2. Cashews. My favorite vegan “cheese”. Cashews can be blended up with seasonings to make things such as vegan queso, creamy sauces, mac and cheese, dressings, sour cream, “ricotta” in lasagna and pastas, pizza topping, etc. I couldn’t live without cashews.

3. Canned jackfruit. Trader Joe’s has a can of jackfruit for about $2 and that, my friend, is much cheaper than any cut of meat you’ll find at a grocery store. You can use it in dishes that call for pulled pork or pulled chicken. My favorite ways to enjoy: BBQ jackfruit, jackfruit enchiladas, and jackfruit and cheese quesadillas. It’s such an interesting fruit and I am very grateful for it.

4. Nutritional yeast. I’m sure you have heard plant-eaters raving about nooch because it is worth raving about. This powdery yeast is as cheesy as it gets. A bottle can run you about $8 or so (this is my favorite brand – affiliate link), but it lasts you quite a bit if you are only using a tbsp or so here and there. I use in creamy/cheesy sauce recipes, tofu scrambles, on my popcorn… pretty much anytime I want something to be cheesy, I turn to nooch. It’s also a great source of B12 for vegans.

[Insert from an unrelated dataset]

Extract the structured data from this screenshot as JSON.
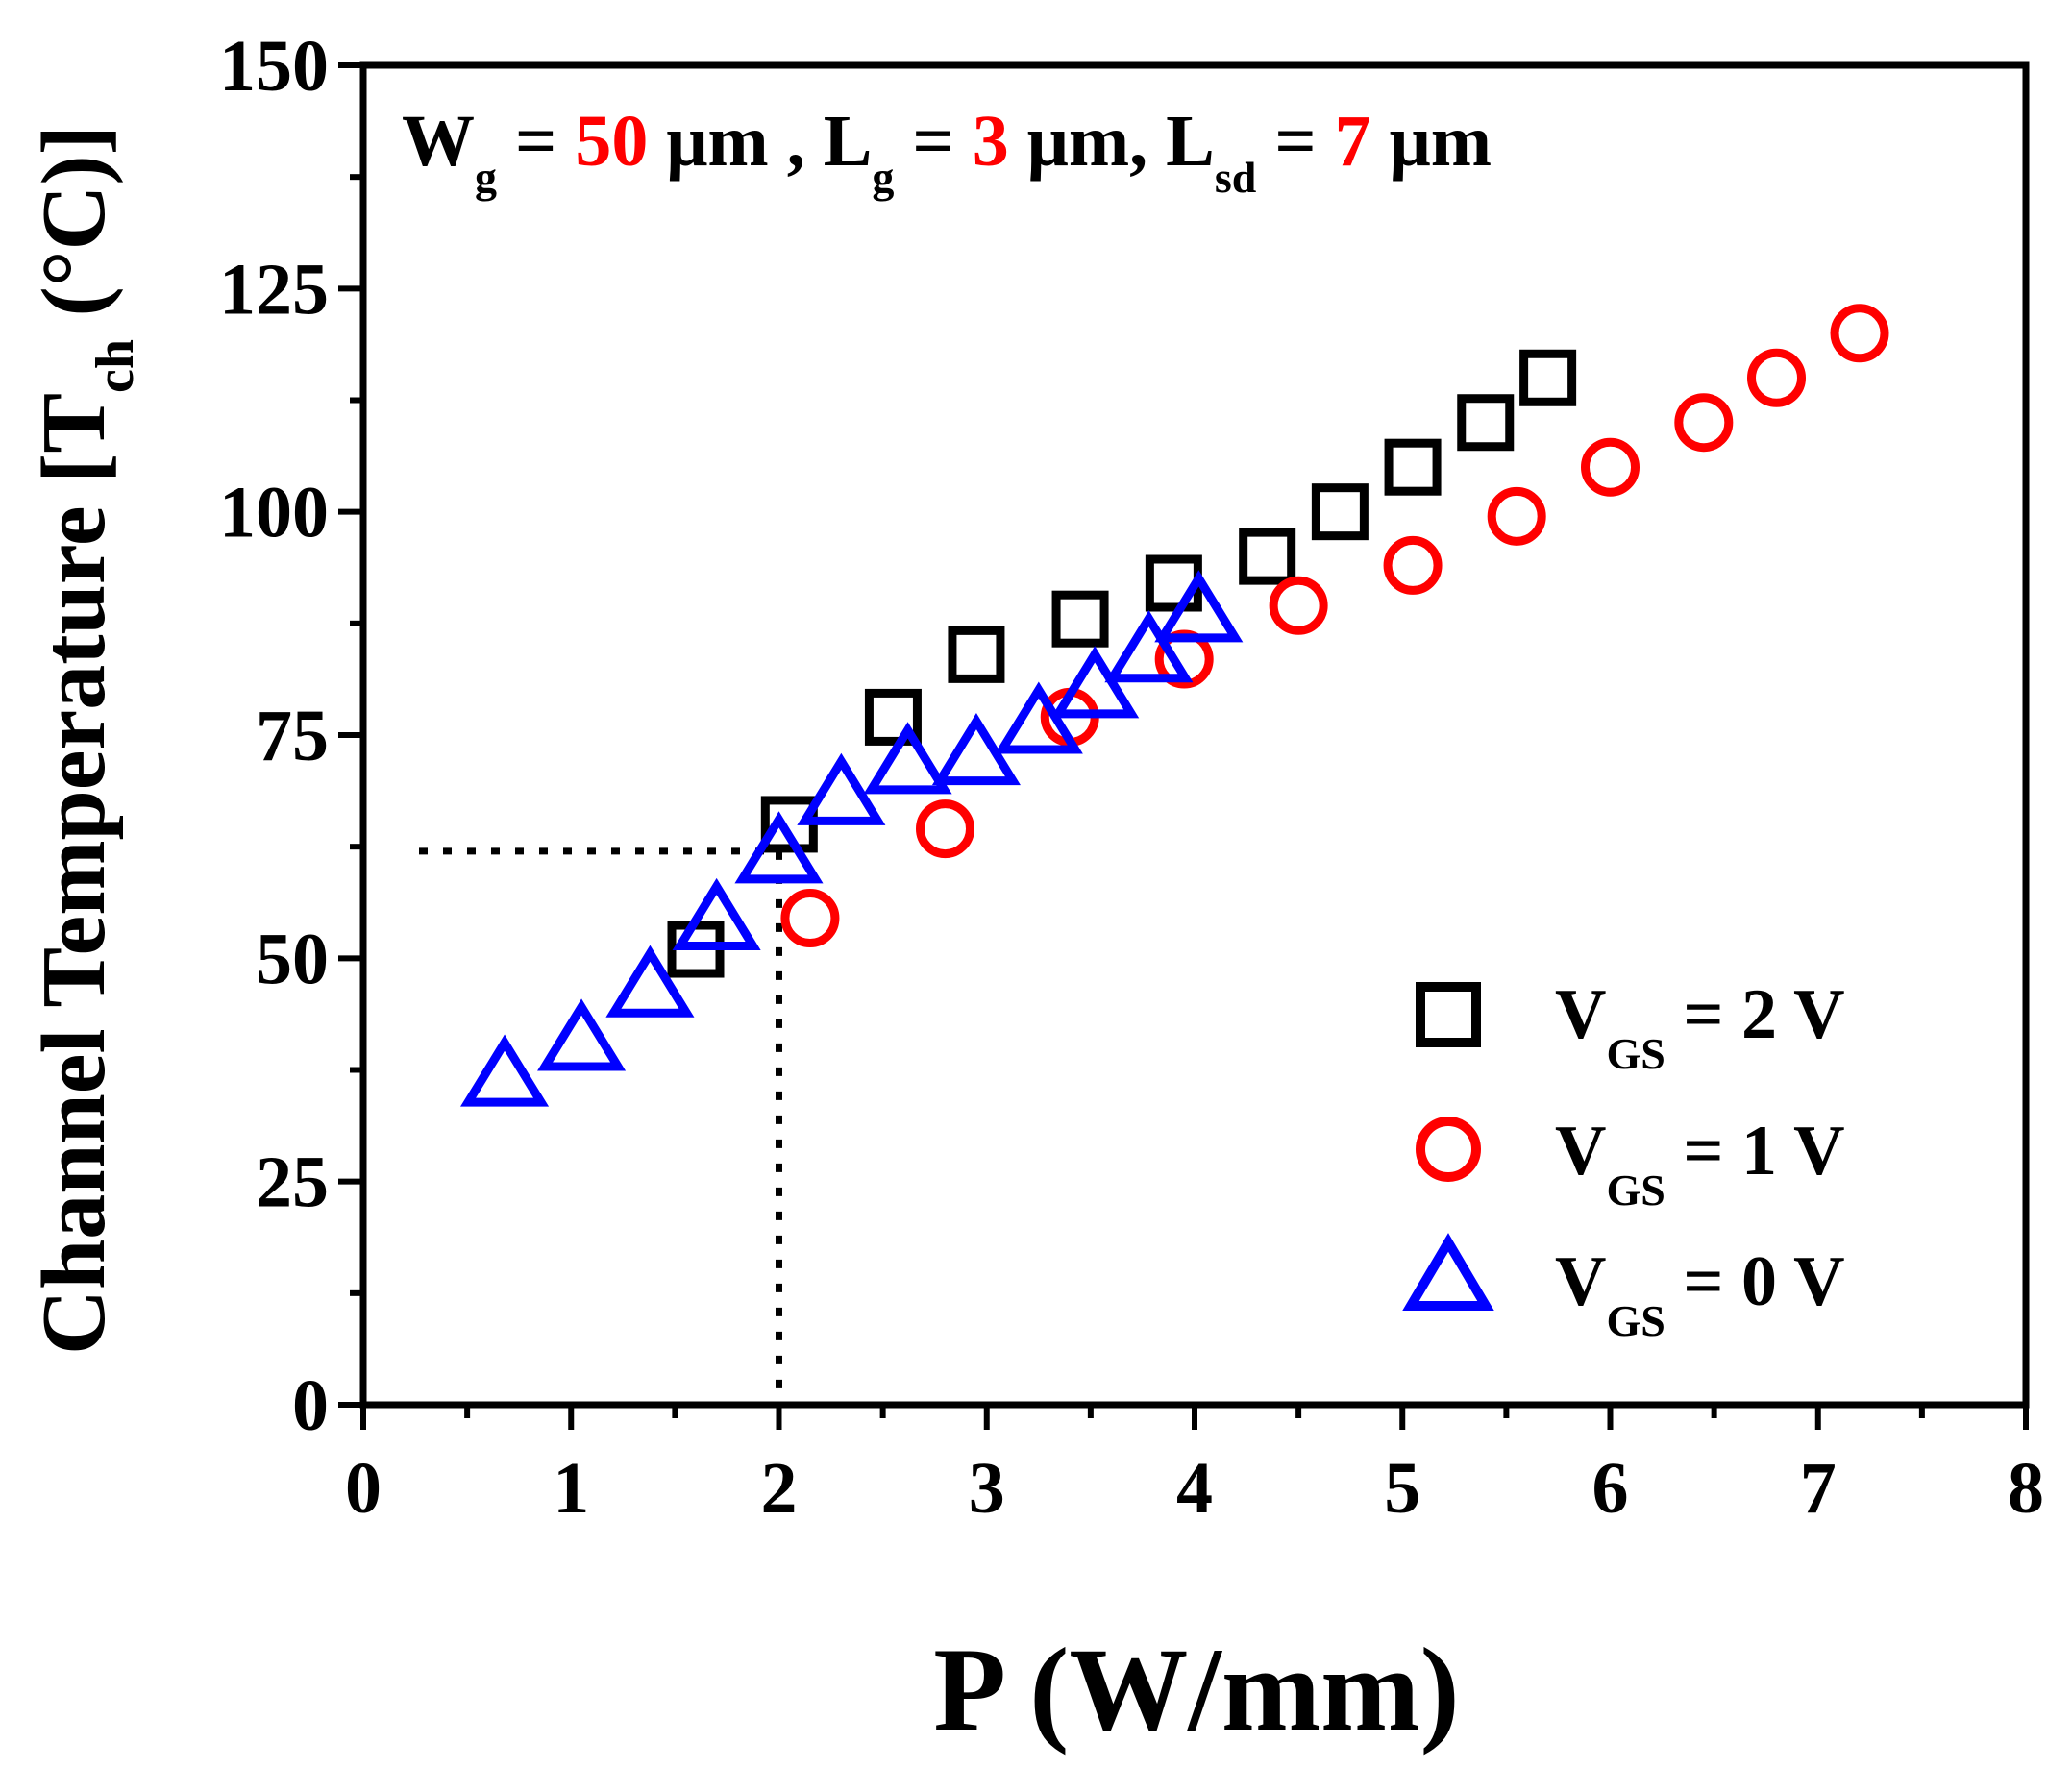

5. Lentils. This one seems basic but worth a mention because lentils are probably the most budget-friendly sources of protein/iron you can get as a vegan and they can be used in sooo many ways. Soups are the obvious choice, but also as a meat substitute in recipes such as sloppy joe’s, shepherd’s pie, chili, and even Italian meatballs (these are to die for). One of my favorite uses for lentils as a mom is to blend into red sauce to boost up the protein and iron in my plant-based toddler’s pasta. She loves pasta with red sauce and won’t notice the difference. She also loves lentil soup as is, but this is just a welcome change.

6. Applesauce. Unsweetened applesauce is a must-have in my pantry because I do a whole lot of baking and this can be used as an egg replacer or even in place of oil (if you are avoiding). It usually takes about 1/4 cup of unsweetened applesauce to replace a whole egg in most cake or brownie recipes.

7. Ground flaxseed. I use ground flaxseed everyday (no joke) and a bag of it will last FOR-EV-ER. I always sprinkle a tbsp into our morning oats to bulk them up and for that boost in omegas. I also always add to our pancake batter. But aside from that, this is another great egg replacer in baking. To replace one egg, you use a tbsp of ground flaxseed and mix with 3 tbsp of water. After letting it sit a few minutes, it thickens. You won’t notice any change in flavor.

8. Oats. Here’s another no-brainer, but really. Oats are dirt cheap and can be used for more than just your average oatmeal breakfast. I like to blend mine into a fine powder and use in my pancake recipes for a healthier alternative.

9. Chickpea flour. This is a big one for me lately because I am obsessed with making chickpea “egg” sandwiches. This is a great protein source and really does a great job replicating an egg. You can scramble, make an omelet, or even use for quiche recipes. I highly recommend having it on hand if you are a savory breakfast kind of person and want a change from the usual tofu.

10. Dried beans. Another straight-forward choice but I find that dried beans are not only more bang for your buck but taste so much better. The texture and flavor are really worth the extra effort. Nothing wrong with canned, especially because they are great in a pinch, but I am calling out dried beans because they are our preference. Chickpeas especially!! They are so much more flavorful and plump up so nicely.